When Oliver died, Henry exerted himself to have his brother's authority acknowledged in Ireland, and with entire success. The troubles that befell Richard in England, however, soon had a prejudicial effect on Irish affairs. Henry was annoyed in various ways by his brother's enemies, and he sought to throw up the government of Ireland, in order that he might reply to attacks that had been made on him in England, and to assist the protector. His request was refused, probably because the republicans feared him, well knowing that he was a very different man from Richard. When the protector retired, Henry resolved to place the Irish government in the hands of Charles II.; but parliament recalled him, and placed the government in the hands of commissioners. He obeyed the summons, and parliament expressed approbation of his conduct. So poor was he that he had not money enough of his own to pay his expenses from Dublin to London. The readiness with which he surrendered his government does not confirm the common impression that if he had been appointed his father's successor, he would have maintained the place.

He resided for some years with his father-in-law, Sir F. Russell, at Chippenham. Thence he went to a retired estate of his own, called Spinney Abbey, near Soham, Cambridgeshire, where he passed the remainder of his days in farming.
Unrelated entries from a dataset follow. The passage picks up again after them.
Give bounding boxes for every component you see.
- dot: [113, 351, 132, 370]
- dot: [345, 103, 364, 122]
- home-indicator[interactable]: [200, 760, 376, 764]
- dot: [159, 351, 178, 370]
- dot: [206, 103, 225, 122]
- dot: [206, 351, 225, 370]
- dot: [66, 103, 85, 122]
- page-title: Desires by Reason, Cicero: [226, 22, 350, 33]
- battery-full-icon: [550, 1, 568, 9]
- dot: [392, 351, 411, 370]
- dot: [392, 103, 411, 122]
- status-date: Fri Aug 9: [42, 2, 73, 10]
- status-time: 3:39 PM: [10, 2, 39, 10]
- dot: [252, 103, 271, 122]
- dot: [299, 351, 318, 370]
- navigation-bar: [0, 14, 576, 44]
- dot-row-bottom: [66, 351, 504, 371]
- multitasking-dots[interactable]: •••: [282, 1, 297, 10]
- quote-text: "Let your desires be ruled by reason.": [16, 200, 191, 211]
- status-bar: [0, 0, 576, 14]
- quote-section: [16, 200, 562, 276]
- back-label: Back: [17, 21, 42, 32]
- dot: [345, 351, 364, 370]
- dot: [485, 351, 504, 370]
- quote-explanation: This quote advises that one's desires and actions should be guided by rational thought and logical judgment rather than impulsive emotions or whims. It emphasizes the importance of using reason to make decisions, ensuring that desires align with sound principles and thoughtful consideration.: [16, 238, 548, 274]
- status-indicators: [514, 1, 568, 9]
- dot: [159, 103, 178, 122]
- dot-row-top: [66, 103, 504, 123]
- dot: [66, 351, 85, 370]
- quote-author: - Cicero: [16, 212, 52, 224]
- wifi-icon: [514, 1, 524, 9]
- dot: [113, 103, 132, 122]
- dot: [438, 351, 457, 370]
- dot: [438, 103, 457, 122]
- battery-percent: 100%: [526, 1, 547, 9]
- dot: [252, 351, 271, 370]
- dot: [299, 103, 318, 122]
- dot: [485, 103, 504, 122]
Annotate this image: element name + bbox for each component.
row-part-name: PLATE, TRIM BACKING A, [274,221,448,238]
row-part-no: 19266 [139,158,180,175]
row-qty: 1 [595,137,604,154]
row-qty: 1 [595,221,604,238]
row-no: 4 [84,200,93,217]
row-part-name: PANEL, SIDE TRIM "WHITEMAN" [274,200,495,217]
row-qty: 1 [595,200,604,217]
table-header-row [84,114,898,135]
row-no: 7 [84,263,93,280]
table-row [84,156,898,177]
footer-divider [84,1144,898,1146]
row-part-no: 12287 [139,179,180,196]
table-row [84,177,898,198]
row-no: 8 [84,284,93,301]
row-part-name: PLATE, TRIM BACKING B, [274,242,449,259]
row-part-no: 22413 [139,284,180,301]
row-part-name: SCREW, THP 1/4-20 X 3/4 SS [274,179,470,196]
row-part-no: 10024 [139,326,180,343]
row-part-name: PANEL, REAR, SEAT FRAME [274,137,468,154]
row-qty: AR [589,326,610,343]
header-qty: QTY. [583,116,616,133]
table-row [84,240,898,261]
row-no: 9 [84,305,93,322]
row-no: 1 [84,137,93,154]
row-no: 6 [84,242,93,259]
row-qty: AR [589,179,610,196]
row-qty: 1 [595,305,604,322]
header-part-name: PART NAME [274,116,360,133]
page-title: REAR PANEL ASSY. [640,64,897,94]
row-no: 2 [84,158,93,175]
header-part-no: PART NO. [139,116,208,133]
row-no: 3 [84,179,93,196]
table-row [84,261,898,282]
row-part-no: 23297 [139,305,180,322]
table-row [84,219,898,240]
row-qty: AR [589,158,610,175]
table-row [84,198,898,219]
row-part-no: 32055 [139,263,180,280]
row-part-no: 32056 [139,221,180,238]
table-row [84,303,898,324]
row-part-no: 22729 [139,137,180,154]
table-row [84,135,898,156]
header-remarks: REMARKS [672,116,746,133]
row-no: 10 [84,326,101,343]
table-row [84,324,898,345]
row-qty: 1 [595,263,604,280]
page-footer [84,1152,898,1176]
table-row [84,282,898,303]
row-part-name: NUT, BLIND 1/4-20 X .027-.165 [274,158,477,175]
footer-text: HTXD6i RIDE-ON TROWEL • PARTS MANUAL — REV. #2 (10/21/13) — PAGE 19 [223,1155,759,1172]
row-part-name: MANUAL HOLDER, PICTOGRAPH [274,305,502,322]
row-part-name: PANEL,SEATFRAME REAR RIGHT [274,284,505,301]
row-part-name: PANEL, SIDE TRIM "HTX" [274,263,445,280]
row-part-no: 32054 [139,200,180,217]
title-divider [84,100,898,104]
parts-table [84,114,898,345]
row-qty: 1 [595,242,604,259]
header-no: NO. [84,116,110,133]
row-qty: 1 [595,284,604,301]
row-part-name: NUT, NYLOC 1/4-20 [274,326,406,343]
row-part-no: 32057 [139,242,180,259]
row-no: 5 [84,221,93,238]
Charles II. is said to have visited his house when going from Newmarket to London; and when he heard that Henry was suffering from the stone he expressed sympathy with him, and according to one account even prescribed for him, the king being a dabbler in medicine. It was of this complaint that Henry died. He was buried in Wicken church, and a stone was placed over his remains, with a Latin inscription, stating merely the place of his residence, his age, and the dates of his birth and death. He had seven children. His last male descendant, and great-grandson, died in 1821, at Cheshunt, aged 79. He had been a solicitor, and was the last representative of the great protector.